– Вы можете мне такое предложить?

– Это не входит в мои обязанности.

– Я знаю. В мои тоже. Я не агент по недвижимости. Свое дело я делаю, а ваше дело – платить мне деньги. Именно поэтому я здесь.

– Сожалею…

– Я тоже.

– У меня много дел.

– У меня тоже. Ничего, я посижу здесь и подожду, пока вы освободитесь.

– Войдите в мое положение. Вас много, а я один. Я не могу работать с каждым индивидуально. Это не входит в мои обязанности.

– Это вас много, а я один. Я не обязан входить ни в чье положение, мне хватает своего.

В пустых препирательствах проходит немало времени. Наконец, я возвращаюсь к Шуберту.

– Ну как, получил?

– Получил.

– Хорошо, теперь я тебя снова уважаю. Как тебе наша бухгалтерия?

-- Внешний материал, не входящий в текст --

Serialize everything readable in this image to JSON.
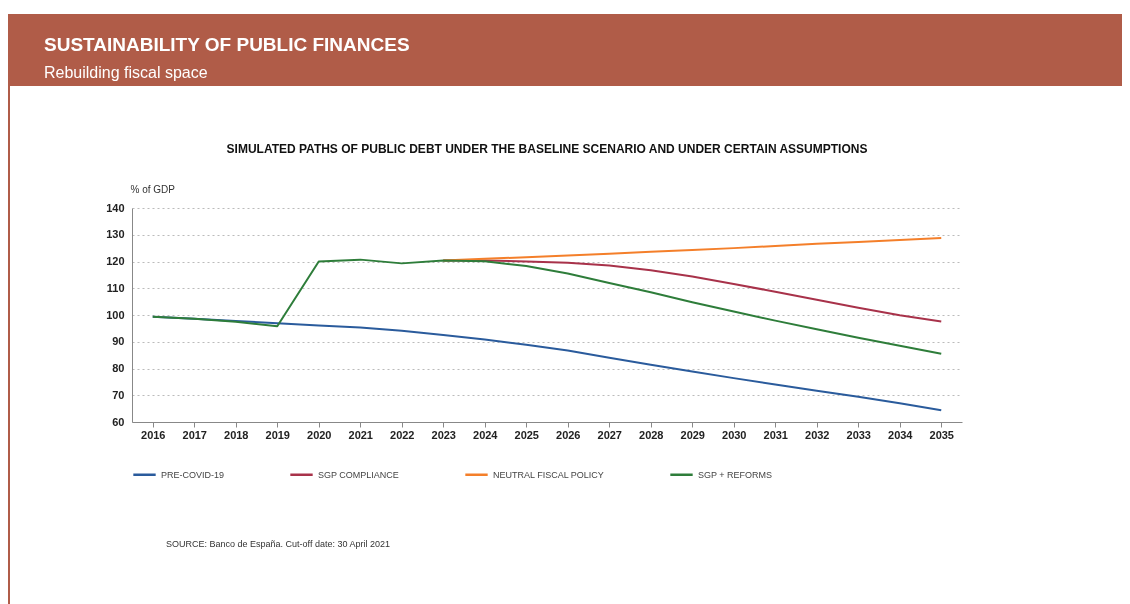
{
  "chart_data": {
    "type": "line",
    "title": "SUSTAINABILITY OF PUBLIC FINANCES",
    "subtitle": "Rebuilding fiscal space",
    "ylabel": "% of GDP",
    "annotations": [
      "SIMULATED PATHS OF PUBLIC DEBT UNDER THE BASELINE SCENARIO AND UNDER CERTAIN ASSUMPTIONS",
      "SOURCE: Banco de España. Cut-off date: 30 April 2021"
    ],
    "categories": [
      "2016",
      "2017",
      "2018",
      "2019",
      "2020",
      "2021",
      "2022",
      "2023",
      "2024",
      "2025",
      "2026",
      "2027",
      "2028",
      "2029",
      "2030",
      "2031",
      "2032",
      "2033",
      "2034",
      "2035"
    ],
    "series": [
      {
        "name": "PRE-COVID-19",
        "color": "#2a5b9c",
        "values": [
          99.3,
          98.6,
          97.8,
          96.9,
          96.1,
          95.3,
          94.1,
          92.5,
          90.8,
          88.9,
          86.7,
          84.0,
          81.4,
          78.9,
          76.4,
          74.0,
          71.7,
          69.4,
          67.0,
          64.4
        ]
      },
      {
        "name": "SGP COMPLIANCE",
        "color": "#a8324a",
        "values": [
          null,
          null,
          null,
          null,
          null,
          null,
          null,
          120.4,
          120.4,
          120.0,
          119.5,
          118.5,
          116.7,
          114.4,
          111.6,
          108.7,
          105.7,
          102.7,
          99.9,
          97.6
        ]
      },
      {
        "name": "NEUTRAL FISCAL POLICY",
        "color": "#f47f2a",
        "values": [
          null,
          null,
          null,
          null,
          null,
          null,
          null,
          120.4,
          121.0,
          121.6,
          122.2,
          122.9,
          123.6,
          124.3,
          125.0,
          125.8,
          126.6,
          127.3,
          128.0,
          128.8
        ]
      },
      {
        "name": "SGP + REFORMS",
        "color": "#2e7d3a",
        "values": [
          99.3,
          98.6,
          97.5,
          95.8,
          120.0,
          120.7,
          119.3,
          120.4,
          120.1,
          118.3,
          115.5,
          112.0,
          108.5,
          104.8,
          101.3,
          97.9,
          94.7,
          91.5,
          88.5,
          85.5
        ]
      }
    ],
    "ylim": [
      60,
      140
    ],
    "yticks": [
      60,
      70,
      80,
      90,
      100,
      110,
      120,
      130,
      140
    ],
    "grid": "y",
    "legend": "bottom",
    "marker": "none",
    "line_style": "solid"
  }
}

– Ничего нового, так я ее себе и представлял. Я читал Кафку.

– Кафка был не немец и писал не про Германию, – сухо замечает Шуберт.

– Про Австрию или про Германию – какая разница?

– Если ты сам не чувствуешь разницы, то ничем помочь не могу.

Главное – ты научился их не бояться. Вы в России их совсем распустили, потому так и живете. Они вам на шею сели. Они бы и нам на шею сели, если б мы не умели ставить их на место.

– В России бюрократы не такие, с ними проще. Они никогда не говорят, что от них ничего не зависит, наоборот каждый считает себя самым главным. Они сразу грубят, так что им и ответить не стыдно. А ваши все время вежливые, улыбаются, "спасибо-пожалуйста", "чем могу быть полезен?" С ними и разговаривать резко не удобно. Хотя, я понимаю, что по сути они ничем не отличаются.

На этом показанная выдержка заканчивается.